Registering components lets you override nearly every aspect of how Parlant works. You can access the container during its registration phase by passing a configure_container hook to the server.

This hook accepts a baseline state of the container, and returns a modified version of it before the server starts.

python

import asyncio
import parlant.sdk as p

async def configure_container(container: p.Container) -> p.Container:
    # Register your own components here
    # ...
    return container

async def main():
    async with p.Server(
        configure_container=configure_container,
    ) as server:
        # Your logic here
        ...

Adjusting Existing Components

If you want to adjust the behavior of built-in components, you can retrieve them from the container and modify their behavior. This is useful for debugging or extending existing functionality without replacing the entire component.

This hook is called initialize_container, and it allows you to modify components within the container after all of the classes have been registered and determined—but before the server actually starts to use them.

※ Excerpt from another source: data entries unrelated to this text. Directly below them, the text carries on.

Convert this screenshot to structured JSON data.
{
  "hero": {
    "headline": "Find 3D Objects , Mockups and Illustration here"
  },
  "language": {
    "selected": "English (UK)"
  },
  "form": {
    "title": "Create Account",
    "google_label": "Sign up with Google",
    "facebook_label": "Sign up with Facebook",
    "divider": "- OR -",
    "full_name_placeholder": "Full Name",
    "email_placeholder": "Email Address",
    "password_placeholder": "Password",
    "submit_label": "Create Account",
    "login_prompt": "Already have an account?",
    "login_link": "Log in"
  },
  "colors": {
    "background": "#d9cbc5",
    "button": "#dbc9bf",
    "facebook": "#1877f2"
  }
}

This hook accepts the final state of the container, and returns None, as the container is only provided for accessing registered components.

python

import asyncio
import parlant.sdk as p

async def initialize_container(container: p.Container) -> None:
    # Register your own components here
    # ...
    return container

async def main():
    async with p.Server(
        configure_container=configure_container,
    ) as server:
        # Your logic here
        ...

Open for Extension

If you read or debug Parlant code, you'll come across many different types of components within the engine. Using the configuration and initialization hooks, you now know how to access them and extend, modify, or completely override their implementations as needed.

Common Use Cases for Extensions

Overriding the no-match behavior of canned responses. This is actually documented here: Canned Responses.
Wrapping any engine component to add logging, monitoring, or other cross-cutting concerns.
Overriding the way particular guidelines are evaluated. For example, if they are simple and you have enough data, you can evaluate them with custom-trained BERT models instead of going through an LLM.
Overriding the entire message generation component, allowing you to leverage Parlant's guideline matching and tool execution, but using your message generation logic.

But there's much more you can do. The engine is designed to be flexible and extensible, so you can adapt it to your specific needs without modifying the core codebase.